The Knights Templar are demanding that the Vatican give them back their good name and, possibly, billions in assets into the bargain, 700 years after the order was brutally suppressed by a joint venture between the Pope and the King of France.

I wonder if Algeria can sue France, India can sue Britain, Peru can sue Spain, Congo can sue Belgium and so on. How would you go about calculating how much money these ex-colonial powers owe in restitution to their erstwhile colonies?

August 1, 2008

How many roads…?

Filed under: Politics — Tags: , , , , , — dafodo.uno @ 5:45 pm

India has known this for 2 decades. Pakistan’s intelligence agency – ISI – is not only “involved” in terrorist attacks on Indian soil, they actively plan and carry them out. For years I have read newspaper reports in the Indian media talk about the Indian government providing proof of ISI’s “involvement” to the Americans.

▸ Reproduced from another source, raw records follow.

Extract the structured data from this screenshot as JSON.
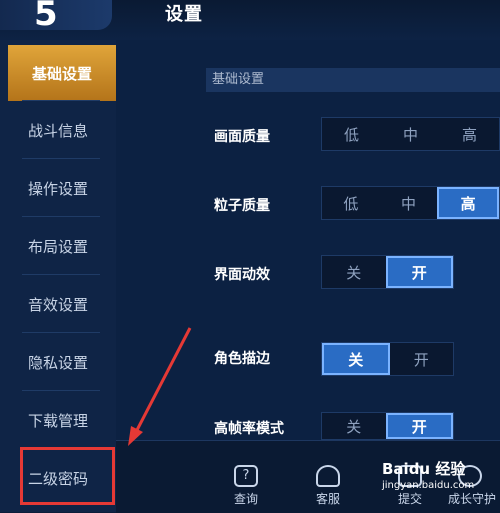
{
  "header": {
    "title": "设置"
  },
  "sidebar": {
    "items": [
      {
        "label": "基础设置"
      },
      {
        "label": "战斗信息"
      },
      {
        "label": "操作设置"
      },
      {
        "label": "布局设置"
      },
      {
        "label": "音效设置"
      },
      {
        "label": "隐私设置"
      },
      {
        "label": "下载管理"
      },
      {
        "label": "二级密码"
      }
    ],
    "active_index": 0
  },
  "main": {
    "section_title": "基础设置",
    "rows": [
      {
        "label": "画面质量",
        "options": [
          "低",
          "中",
          "高"
        ],
        "selected": null
      },
      {
        "label": "粒子质量",
        "options": [
          "低",
          "中",
          "高"
        ],
        "selected": "高"
      },
      {
        "label": "界面动效",
        "options": [
          "关",
          "开"
        ],
        "selected": "开"
      },
      {
        "label": "角色描边",
        "options": [
          "关",
          "开"
        ],
        "selected": "关"
      },
      {
        "label": "高帧率模式",
        "options": [
          "关",
          "开"
        ],
        "selected": "开"
      }
    ]
  },
  "bottom_bar": {
    "items": [
      {
        "label": "查询",
        "icon": "query-icon"
      },
      {
        "label": "客服",
        "icon": "headset-icon"
      },
      {
        "label": "提交",
        "icon": "submit-icon"
      },
      {
        "label": "成长守护",
        "icon": "guard-icon"
      }
    ]
  },
  "watermark": {
    "brand": "Baidu 经验",
    "url": "jingyan.baidu.com"
  },
  "colors": {
    "active_tab": "#d1952c",
    "selected_option": "#2a6cc4",
    "annotation": "#e53935"
  }
}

How many deaths will it take till he knows…? Finally, the New York Times reports that the CIA has directly obtained proof that ISI was “involved” in the attacks on the Indian embassy in Kabul on July 7, 2008.

“It confirmed some suspicions that I think were widely held,” one State Department official with knowledge of Afghanistan issues said of the intercepted communications. “It was sort of this ‘aha’ moment. There was a sense that there was finally direct proof.”

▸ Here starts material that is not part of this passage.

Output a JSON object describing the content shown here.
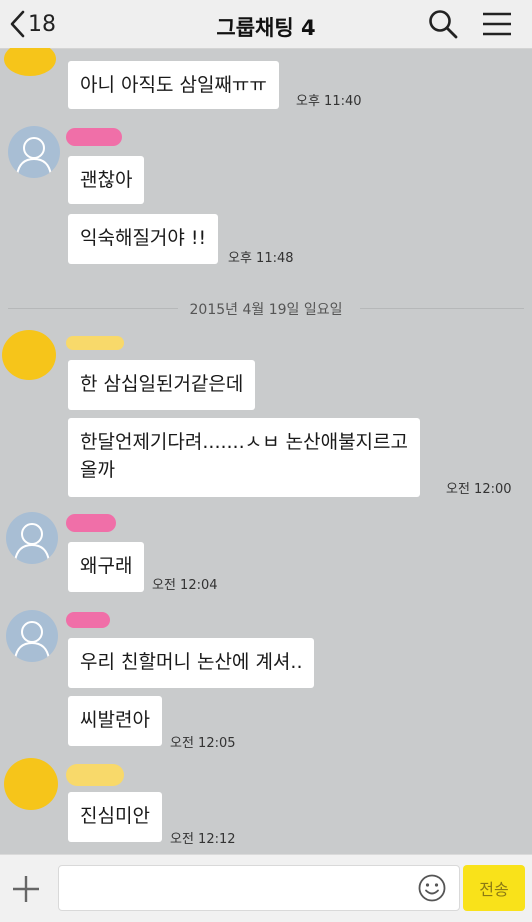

The nation of Pakistan is, as the Brits might say, rummy. They have had serious political stability issues. Coups – bloodless or otherwise – have been commonplace. The liberals (or moderates, or sane people, or whatever you want to call them) in Pakistan are struggling with growing religious fanaticism that was, in its infancy, nurtured for targeting India. While they have certainly exported terrorism to India (in addition to exporting nuclear weapons technology to god knows who) over the years, the U.S. is now starting to get concerned because the terrorist network is interconnected globally. And Pakistan is a pretty big hub in that network.

Pakistan’s new civilian government is wrestling with these very issues, and there is concern in Washington that the civilian leaders will be unable to end a longstanding relationship between members of the ISI and militants associated with Al Qaeda.

One can only hope that the Pakistani government, military and ISI can rein in the fanatics, bring more peace and stability internally to Pakistan first and insha-Allah prosperity to that part of the world. But one’s optimism would be misplaced if one did.